View Single Post
Old 20th December 2015, 09:00 PM   #20
David
Keris forum moderator
 
David's Avatar
 
Join Date: Aug 2006
Location: Nova Scotia
Posts: 7,199
Default

Pusaka, perhaps you are familiar with Niels Mulder's book Mysticism in Java. If not you might find it a very good read.
http://tinyurl.com/jlhpd6w
"Kebatinan mysticism, as we know it, is clearly the product of late colonial society as it existed in the principalities, or sultanates, of South Central Java."

Here is another account from an article in New Dawn Magazine that clearly places the development of Kebatinan in the late colonial period of Java.
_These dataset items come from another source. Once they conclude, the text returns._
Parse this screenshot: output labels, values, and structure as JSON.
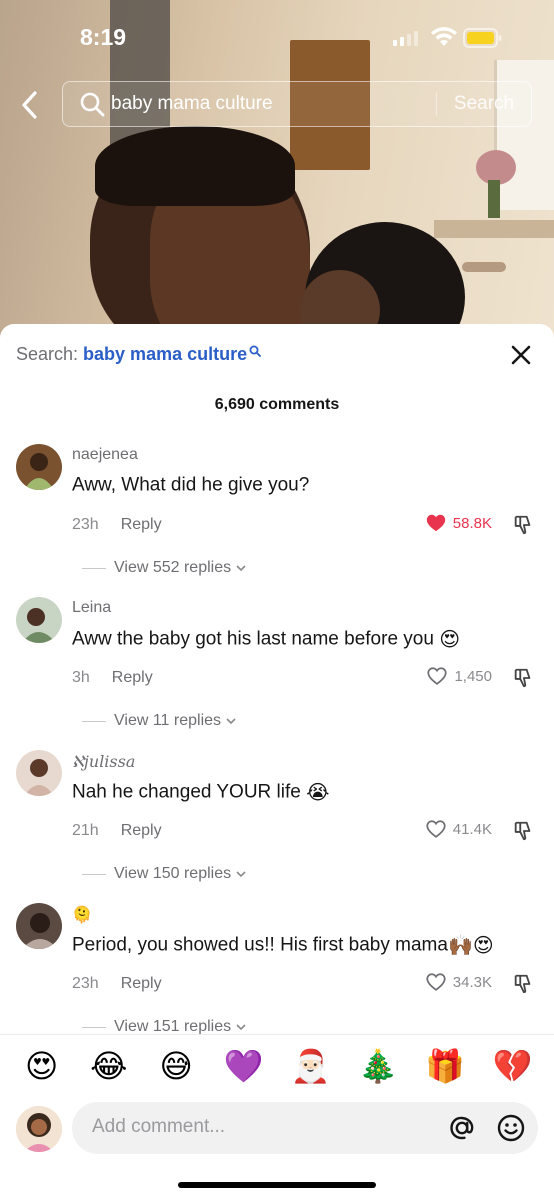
{
  "status": {
    "time": "8:19"
  },
  "search": {
    "query": "baby mama culture",
    "button": "Search"
  },
  "sheet": {
    "search_prefix": "Search: ",
    "search_term": "baby mama culture",
    "count_label": "6,690 comments"
  },
  "comments": [
    {
      "user": "naejenea",
      "text": "Aww, What did he give you?",
      "time": "23h",
      "reply": "Reply",
      "likes": "58.8K",
      "liked": true,
      "replies": "View 552 replies",
      "emoji": ""
    },
    {
      "user": "Leina",
      "text": "Aww the baby got his last name before you ",
      "time": "3h",
      "reply": "Reply",
      "likes": "1,450",
      "liked": false,
      "replies": "View 11 replies",
      "emoji": "😍"
    },
    {
      "user": "ℵjulissa",
      "text": "Nah he changed YOUR life ",
      "time": "21h",
      "reply": "Reply",
      "likes": "41.4K",
      "liked": false,
      "replies": "View 150 replies",
      "emoji": "😭"
    },
    {
      "user": "🫠",
      "text": "Period, you showed us!! His first baby mama",
      "time": "23h",
      "reply": "Reply",
      "likes": "34.3K",
      "liked": false,
      "replies": "View 151 replies",
      "emoji": "🙌🏾😍"
    }
  ],
  "emoji_bar": [
    "😍",
    "😂",
    "😅",
    "💜",
    "🎅🏻",
    "🎄",
    "🎁",
    "💔"
  ],
  "composer": {
    "placeholder": "Add comment..."
  },
  "colors": {
    "accent_link": "#2b5fc7",
    "like_red": "#e8344e"
  }
}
"The Javanese Science is a syncretic blend of Hindu-Buddhist, Sufi, Taoist and ancient animist strands, and evolved in the royal courts of Solo and nearby Jogjakarta in Central Java as a system of self-transformation confined solely to the aristocracy. But since the Revolution that ejected the Dutch rulers from the country after the Second World War, the Science emerged into the popular culture in the form of hundreds of kebatinan (or inner-being) sects, each one of which celebrates some aspect of the royal mother tradition. These esoteric sects have drawn a very large minority of the Indonesian population into their sphere, forming an immensely creative and diverse subculture at the leading edge of national life, very much as happened in Japan after the Second World War."